Sygn se sentait minuscule en sa présence. Ses yeux vifs pétillaient de centaines de vies, éveillées derrières ses prunelles d'émeraude. Il était le dieu que les héros de contes redoutaient de croiser.

Ce qui intimidait le plus Sygn, fut qu'il ne ressemblât en rien au dieu décadent d'Alldrheim. Elle se souvenait de Heimdall, de la vaine débauche de richesses incrustées jusque dans sa chair, au point de le figer dans une attitude lasse et autoritaire.  Le changeur de formes, lui, ondulait comme le serpent qu'il venait de quitter, en se délectant de l'effet provoqué par son apparition. Sa beauté se nourrissait de la lumière de la lune et de l'obscurité de la nuit.

« Vous êtes...

— Le dieu que l'on dit fourbe, coupa-t-il de sa voix soyeuse. Toutefois, Loki est un nom qui me sied bien mieux. »

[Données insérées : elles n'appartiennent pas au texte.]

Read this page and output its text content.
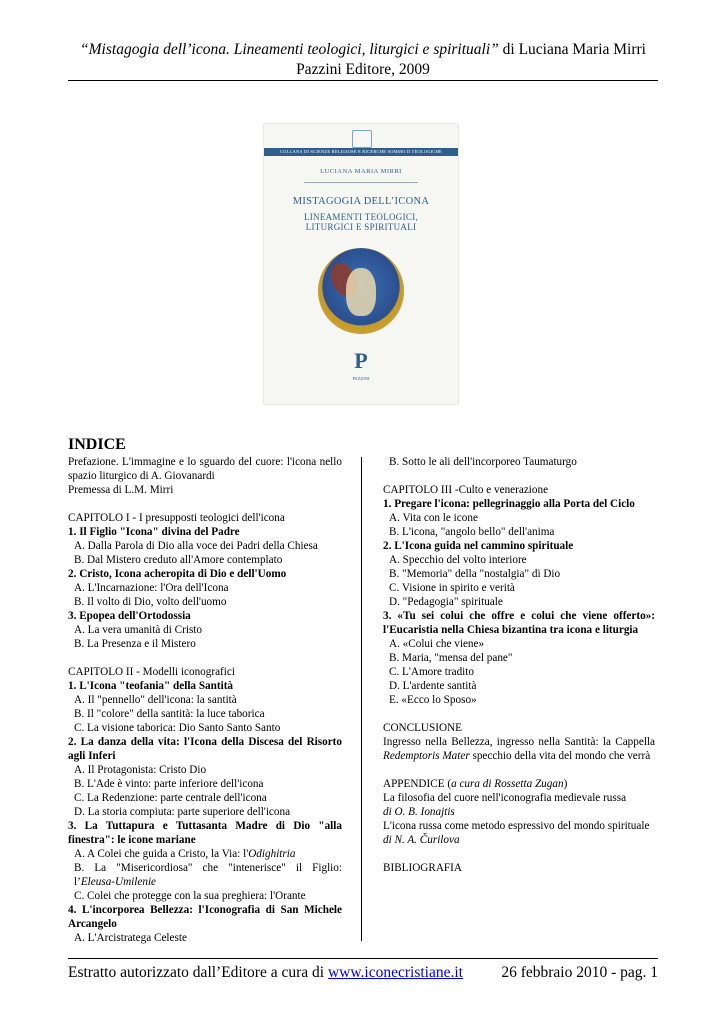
“Mistagogia dell’icona. Lineamenti teologici, liturgici e spirituali” di Luciana Maria Mirri
Pazzini Editore, 2009
COLLANA DI SCIENZE RELIGIOSE E RICERCHE SOMMO D TEOLOGICHE
LUCIANA MARIA MIRRI
MISTAGOGIA DELL’ICONA
LINEAMENTI TEOLOGICI,
LITURGICI E SPIRITUALI
P
PAZZINI
INDICE

Prefazione. L'immagine e lo sguardo del cuore: l'icona nello spazio liturgico di A. Giovanardi

Premessa di L.M. Mirri

CAPITOLO I - I presupposti teologici dell'icona

1. Il Figlio "Icona" divina del Padre

A. Dalla Parola di Dio alla voce dei Padri della Chiesa

B. Dal Mistero creduto all'Amore contemplato

2. Cristo, Icona acheropita di Dio e dell'Uomo

A. L'Incarnazione: l'Ora dell'Icona

B. Il volto di Dio, volto dell'uomo

3. Epopea dell'Ortodossia

A. La vera umanità di Cristo

B. La Presenza e il Mistero

CAPITOLO II - Modelli iconografici

1. L'Icona "teofania" della Santità

A. Il "pennello" dell'icona: la santità

B. Il "colore" della santità: la luce taborica

C. La visione taborica: Dio Santo Santo Santo

2. La danza della vita: l'Icona della Discesa del Risorto agli Inferi

A. Il Protagonista: Cristo Dio

B. L'Ade è vinto: parte inferiore dell'icona

C. La Redenzione: parte centrale dell'icona

D. La storia compiuta: parte superiore dell'icona

3. La Tuttapura e Tuttasanta Madre di Dio "alla finestra": le icone mariane

A. A Colei che guida a Cristo, la Via: l'Odighitria

B. La "Misericordiosa" che "intenerisce" il Figlio: l’Eleusa-Umilenie

C. Colei che protegge con la sua preghiera: l'Orante

4. L'incorporea Bellezza: l'Iconografia di San Michele Arcangelo

A. L'Arcistratega Celeste

B. Sotto le ali dell'incorporeo Taumaturgo

CAPITOLO III -Culto e venerazione

1. Pregare l'icona: pellegrinaggio alla Porta del Ciclo

A. Vita con le icone

B. L'icona, "angolo bello" dell'anima

2. L'Icona guida nel cammino spirituale

A. Specchio del volto interiore

B. "Memoria" della "nostalgia" di Dio

C. Visione in spirito e verità

D. "Pedagogia" spirituale

3. «Tu sei colui che offre e colui che viene offerto»: l'Eucaristia nella Chiesa bizantina tra icona e liturgia

A. «Colui che viene»

B. Maria, "mensa del pane"

C. L'Amore tradito

D. L'ardente santità

E. «Ecco lo Sposo»

CONCLUSIONE

Ingresso nella Bellezza, ingresso nella Santità: la Cappella Redemptoris Mater specchio della vita del mondo che verrà

APPENDICE (a cura di Rossetta Zugan)

La filosofia del cuore nell'iconografia medievale russa

di O. B. Ionajtis

L'icona russa come metodo espressivo del mondo spirituale

di N. A. Čurilova

BIBLIOGRAFIA

Estratto autorizzato dall’Editore a cura di www.iconecristiane.it 26 febbraio 2010 - pag. 1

Il s'étira, pareil à un chat après une longue sieste.

« Que dit-on de moi, en ces terres éloignées ?

— On dit ... on dit que votre langue est aussi fourchue que celle d'un serpent.»

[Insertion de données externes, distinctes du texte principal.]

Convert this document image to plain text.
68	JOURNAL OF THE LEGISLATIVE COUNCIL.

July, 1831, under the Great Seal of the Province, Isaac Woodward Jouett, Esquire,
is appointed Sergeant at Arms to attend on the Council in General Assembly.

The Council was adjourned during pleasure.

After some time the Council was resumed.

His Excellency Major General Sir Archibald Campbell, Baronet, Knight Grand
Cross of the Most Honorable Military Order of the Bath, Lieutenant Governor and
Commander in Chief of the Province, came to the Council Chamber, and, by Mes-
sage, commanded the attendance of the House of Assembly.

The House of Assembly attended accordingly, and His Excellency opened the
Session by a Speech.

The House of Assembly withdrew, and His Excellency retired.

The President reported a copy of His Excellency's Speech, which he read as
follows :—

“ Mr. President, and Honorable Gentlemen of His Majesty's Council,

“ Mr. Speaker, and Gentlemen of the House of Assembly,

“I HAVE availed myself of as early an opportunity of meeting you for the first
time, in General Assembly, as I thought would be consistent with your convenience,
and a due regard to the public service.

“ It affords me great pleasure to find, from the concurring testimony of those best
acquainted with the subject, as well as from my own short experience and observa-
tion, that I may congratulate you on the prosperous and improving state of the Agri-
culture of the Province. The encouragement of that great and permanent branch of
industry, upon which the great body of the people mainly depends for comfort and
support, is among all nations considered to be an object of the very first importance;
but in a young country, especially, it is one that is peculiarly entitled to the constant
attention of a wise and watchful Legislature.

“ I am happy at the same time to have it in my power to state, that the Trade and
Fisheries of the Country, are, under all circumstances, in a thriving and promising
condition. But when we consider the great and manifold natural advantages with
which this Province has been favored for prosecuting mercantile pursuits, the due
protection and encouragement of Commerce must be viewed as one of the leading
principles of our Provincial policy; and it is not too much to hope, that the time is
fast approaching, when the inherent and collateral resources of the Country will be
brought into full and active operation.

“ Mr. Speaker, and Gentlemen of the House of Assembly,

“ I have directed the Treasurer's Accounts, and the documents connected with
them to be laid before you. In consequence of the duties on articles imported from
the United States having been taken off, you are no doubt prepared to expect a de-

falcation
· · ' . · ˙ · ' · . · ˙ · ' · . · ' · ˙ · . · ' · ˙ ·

Aussitôt, il lui tira la langue ; parfaitement normale. 

« Vous voyez bien que c'est faux. Que dit-on d'autre ?

— On dit... on dit aussi que vous êtes un menteur, le faiseur de tous les maux.

— Croyez-vous en ces rumeurs ?

— C'est ce qu'on dit, répondit prudemment Sygn en se souvenant de la mise en garde de Torunn. Pour le moment, je ne peux attester que de votre nom. »

Loki arqua un sourcil et sa surprise déclencha tout un réseau de réactions. Ses joues se relâchèrent, l'arc de sa bouche tressaillit et même sa posture parut soulagée d'une tension.

Sygn sentit sa propre expression se détendre. Sa réponse avait été la bonne. Retenu en suspension le temps d'un battement blême, le sang reprit sa course dans ses veines.

« Vous connaissez mon nom, mais j'ignore le vôtre.

— Sygn.

— Sygn, répéta-t-il avec un air suspicieux.

— Oui. Sygn.

— Me voici enchanté, Dame Sygn

D'une élégante courbette, Loki lui prit la main pour y souffler un baiser. Sygn la retira aussi sec. Dès lors, cette main, elle ne sut plus quoi en faire. Elle la glissa dans sa poche, puis dans son sac, puis dans ses cheveux avant de la laisser tordre le bas de sa tunique. Son regard n'était guère plus serein. Il fuyait vers le tronc du pommier, vers ses racines, vers ses propres pieds. Une bouffée de chaleur soudaine flamba la courbe de ses oreilles.

« Les dieux ne s'aventurent plus au-delà d'Asgard depuis longtemps, fit-elle en tâchant de dissiper son malaise.

Loki haussa les épaules, la mine réjouie.

« La mort du Vieux a changé certaines choses et le marché de la Sorcière qui a bâti ces Jardin en a bouleversé bien d’autres. Le retour de la Vie éternelle à Asgard en échange d'un sacrifice ! Rien que ça ! Bien sûr, ils ont refusé par principe, parce que les dieux ne font pas de sacrifices, ils ont davantage coutume d'en recevoir. Toutefois, aux grands maux, les grands remèdes ! Raillait joyeusement Loki. La proposition en fait cogiter certaines mais avant de se froisser un muscle trop rarement utilisé, elles veulent une preuve.

— Une preuve que la Sorcière a bel et bien de quoi honorer sa promesse, comprit Sygn.

— C'est en effet la raison de ma venue.

— Alors pourquoi ne pas les avoir déjà prises ? Elles sont là et pourtant vous épiez les Jardins depuis des jours.

— Votre frère m'a livré un spectacle divertissant dont j'aimerai connaître le dernier acte avant de repartir.

— Vous l'avez suivi, n'est-ce pas ? A-t-il atteint la maison ?

— Oh, il va mieux que votre ami, lança Loki avec nonchalance. D'ailleurs, vous devriez vous hâter. Votre frère ne tardera pas à revenir.»

Et il ne mentait pas. A quelques lieues des Jardins, le galop lourd de Spiegel martelait la terre, talonné par celui de deux autres destriers plus légers.